In Re Delta/AirTran Baggage Fee Antitrust Litigation, CIVIL ACTION FILE NUMBER 1:09-md-2089-TCB, 2011 U.S. Dist. LEXIS 26945 (N.D. Ga. Feb. 22, 2011).
Plaintiffs brought their respective actions against Delta and AirTran for collusion on baggage fees after a Department of Justice (DOJ) investigation. During its action, the DOJ served a Civil Investigative Demand (CID) on Delta, requiring the airline to produce certain documents. There were some missteps along the way for Delta in its attempts to preserve the targeted data:
- A litigation hold notice failed to include the CEO on it, despite the fact that he was a custodian in the case. The court appears to dismiss concerns on this ground, reasoning that the CEO received verbal instructions, his exchange mailbox was already being preserved by the company’s IT staff, and he did produce documents in accordance with the DOJ’s request.
- Some data from back-up tapes was lost, and there was a dispute as to whether Delta was responsible. Delta claimed they had verbally instructed a third party vendor not to continue the process of rotating (and overwriting) tapes.
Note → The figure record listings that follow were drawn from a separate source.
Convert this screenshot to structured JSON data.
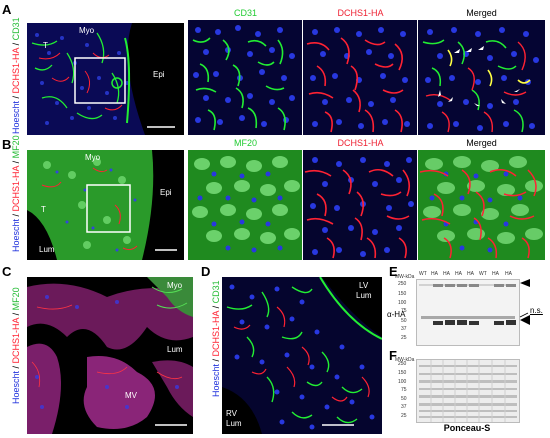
{
  "panel_letters": [
    "A",
    "B",
    "C",
    "D",
    "E",
    "F"
  ],
  "panel_a": {
    "ylabel_parts": [
      "Hoescht",
      " / ",
      "DCHS1-HA",
      " / ",
      "CD31"
    ],
    "labels": {
      "myo": "Myo",
      "epi": "Epi",
      "t": "T"
    },
    "headers": [
      "CD31",
      "DCHS1-HA",
      "Merged"
    ]
  },
  "panel_b": {
    "ylabel_parts": [
      "Hoescht",
      " / ",
      "DCHS1-HA",
      " / ",
      "MF20"
    ],
    "labels": {
      "myo": "Myo",
      "epi": "Epi",
      "t": "T",
      "lum": "Lum"
    },
    "headers": [
      "MF20",
      "DCHS1-HA",
      "Merged"
    ]
  },
  "panel_c": {
    "ylabel_parts": [
      "Hoescht",
      " / ",
      "DCHS1-HA",
      " / ",
      "MF20"
    ],
    "labels": {
      "myo": "Myo",
      "lum": "Lum",
      "mv": "MV"
    }
  },
  "panel_d": {
    "ylabel_parts": [
      "Hoescht",
      " / ",
      "DCHS1-HA",
      " / ",
      "CD31"
    ],
    "labels": {
      "lv": "LV",
      "lv2": "Lum",
      "rv": "RV",
      "rv2": "Lum"
    }
  },
  "panel_e": {
    "lanes": [
      "WT",
      "HA",
      "HA",
      "HA",
      "HA",
      "WT",
      "HA",
      "HA"
    ],
    "mw_title": "MW-kDa",
    "mw_marks": [
      "250",
      "150",
      "100",
      "75",
      "50",
      "37",
      "25"
    ],
    "side_label": "α-HA",
    "ns_label": "n.s."
  },
  "panel_f": {
    "mw_title": "MW-kDa",
    "mw_marks": [
      "250",
      "150",
      "100",
      "75",
      "50",
      "37",
      "25"
    ],
    "caption": "Ponceau-S"
  },
  "colors": {
    "blue": "#2233dd",
    "red": "#ff2233",
    "green": "#22ee33",
    "white": "#ffffff"
  }
}
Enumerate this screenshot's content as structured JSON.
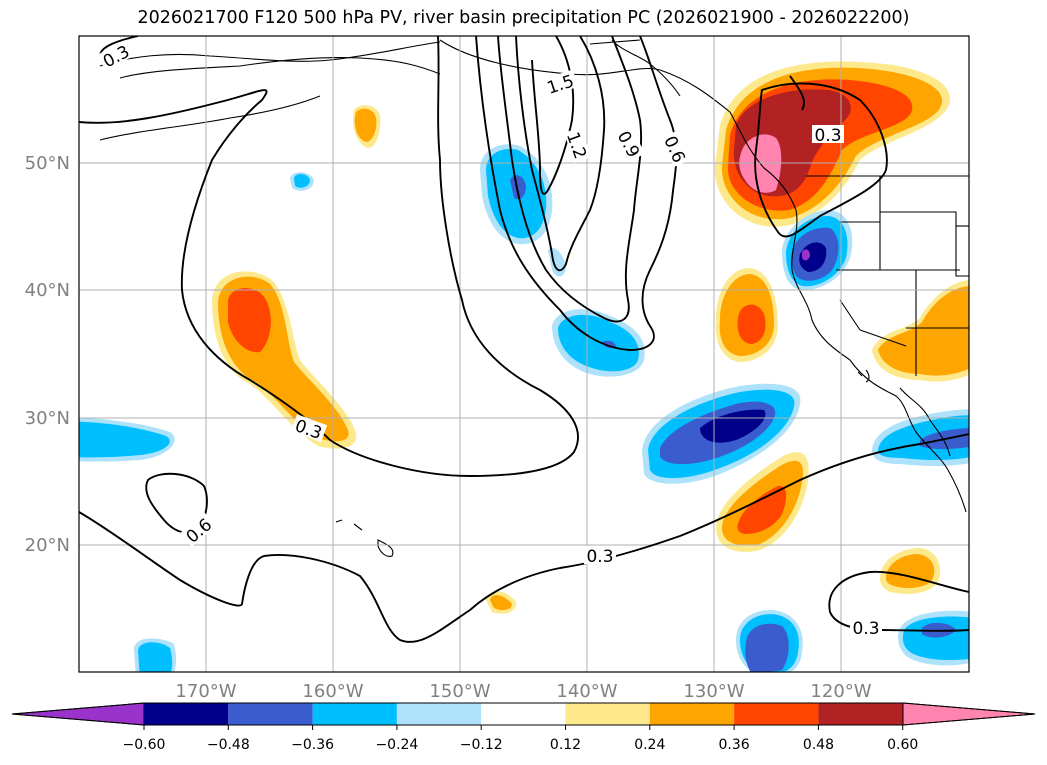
{
  "title": "2026021700 F120 500 hPa PV, river basin precipitation PC (2026021900 - 2026022200)",
  "map": {
    "lon_labels": [
      "170°W",
      "160°W",
      "150°W",
      "140°W",
      "130°W",
      "120°W"
    ],
    "lat_labels": [
      "20°N",
      "30°N",
      "40°N",
      "50°N"
    ],
    "contour_labels": [
      "0.3",
      "1.5",
      "1.2",
      "0.9",
      "0.6",
      "0.3",
      "0.3",
      "0.6",
      "0.3",
      "0.3"
    ]
  },
  "colorbar": {
    "ticks": [
      "−0.60",
      "−0.48",
      "−0.36",
      "−0.24",
      "−0.12",
      "0.12",
      "0.24",
      "0.36",
      "0.48",
      "0.60"
    ],
    "colors": [
      "#9933cc",
      "#00008b",
      "#3a5ccc",
      "#00bfff",
      "#aee1fa",
      "#ffffff",
      "#fde98c",
      "#ffa500",
      "#ff4500",
      "#b22222",
      "#ff85b0"
    ]
  },
  "colors": {
    "dark_red": "#b22222",
    "orange_red": "#ff4500",
    "orange": "#ffa500",
    "light_yellow": "#fde98c",
    "pink": "#ff85b0",
    "navy": "#00008b",
    "royal_blue": "#3a5ccc",
    "deep_sky": "#00bfff",
    "light_blue": "#aee1fa",
    "purple": "#9933cc"
  }
}
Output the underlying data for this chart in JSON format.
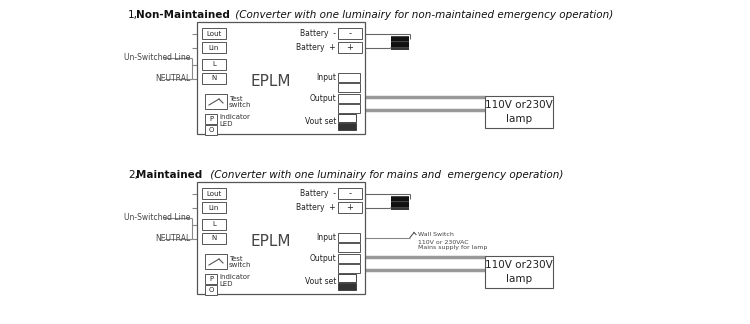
{
  "bg_color": "#ffffff",
  "title1_num": "1,",
  "title1_bold": "Non-Maintained",
  "title1_italic": " (Converter with one luminairy for non-maintained emergency operation)",
  "title2_num": "2,",
  "title2_bold": "Maintained",
  "title2_italic": " (Converter with one luminairy for mains and  emergency operation)",
  "eplm_label": "EPLM",
  "lamp_label": "110V or230V\nlamp",
  "wall_switch_lines": [
    "Wall Switch",
    "110V or 230VAC",
    "Mains supply for lamp"
  ],
  "line_color": "#888888",
  "dark": "#333333",
  "mid": "#666666",
  "light_gray": "#aaaaaa"
}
The process wasn’t changed by the vendor until later, resulting in the deletion of data from some of those tapes.
While plaintiffs argued that the DOJ had been concerned about spoliation because of these missteps, the court noted that:
- Delta worked closely with the DOJ “to ensure all relevant documents were…produced,” and
- The DOJ has not requested additional information from the airline since December 2009.
After the court stated the standard that it would typically use for spoliation analysis, it came to the crux of the issue:
Unlike the quintessential spoliation situation, Plain-tiffs do not contend that Delta destroyed or altered evidence during the course of this litigation. 7 Plaintiffs’ argument is more nuanced; they contend that they are entitled to spoliation sanctions because Delta did not immediately comply with the CID issued by the DOJ.
The court explained that in order to be successful, plaintiff’s must argue that they, as private civil litigants, can enforce the provisions of a CID when the DOJ has not taken such action and where the CID was issued three months prior to the first case in this action.
The court noted that:
Plaintiffs have not cited any authority that would support such a sweeping and novel theory of spoliation. 10 In the absence of such authority, the Court is unwilling to conclude that upon service of a DOJ-issued CID, a duty to Plaintiffs to preserve documents devolved upon Delta even though Plaintiffs did not file this action until three months later. The Court’s caution in this regard is particularly justified given the severe sanctions that Plaintiffs seek.
And the opinion further explained:
During oral argument, Plaintiffs suggested that the duty to preserve documents is a duty that does not attach to any party. Thus, Plaintiffs posit that anyone (including them) could advance a spoliation argument against Delta for its alleged failure to comply with the DOJ’s CID. However, not only is such a suggestion unsupported by any case law, but it flies in the face of the legal definition of the word duty, which defines duty as a “legal obligation that is owed or due to another . . . .” BLACK’S LAW DICTIONARY 580 (9th ed. 2009).
During oral argument, Plaintiffs also chastised Delta for not having found a case that supports its position on the duty issue. However, Plaintiffs, not Delta, have the burden of proof on the spoliation issue, including the legal elements needed to establish spoliation. See Eli Lilly & Co. v. Air Express Int’l USA, Inc., 615 F.3d 1305, 1318 (11th Cir. 2010).
In essence, Plaintiffs ask this Court to hold that, as a matter of law, when a business is served with a CID, an irrebuttable presumption arises that civil litigation filed by one or more parties against the business receiving the CID is reasonably foreseeable. No court has so held, and this Court is unwilling to be the first.
The court concluded with this:
Two important points about the CID must be emphasized. First, it triggered the commencement of a confidential investigation. Indeed, the Government did not publicize its investigation, and all documents and testimony provided to the Government in response to the CID remain confidential. Second, the first case in this MDL action was not filed until May 22, 2009, over three months after Delta was served with the CID. As Delta explains in its briefs, it has been the recipient of numerous CIDs, subpoenas, or similar formal demands for information from the DOJ that have not led to either private or government litigation. For these reasons, when Delta received the CID, it cannot be said that Delta should have anticipated this lawsuit. Consequently, Delta owed no preservation duty to Plaintiffs that it could have breached. If Delta failed to comply with the CID, the DOJ–not Plaintiffs–is the appropriate party to take action.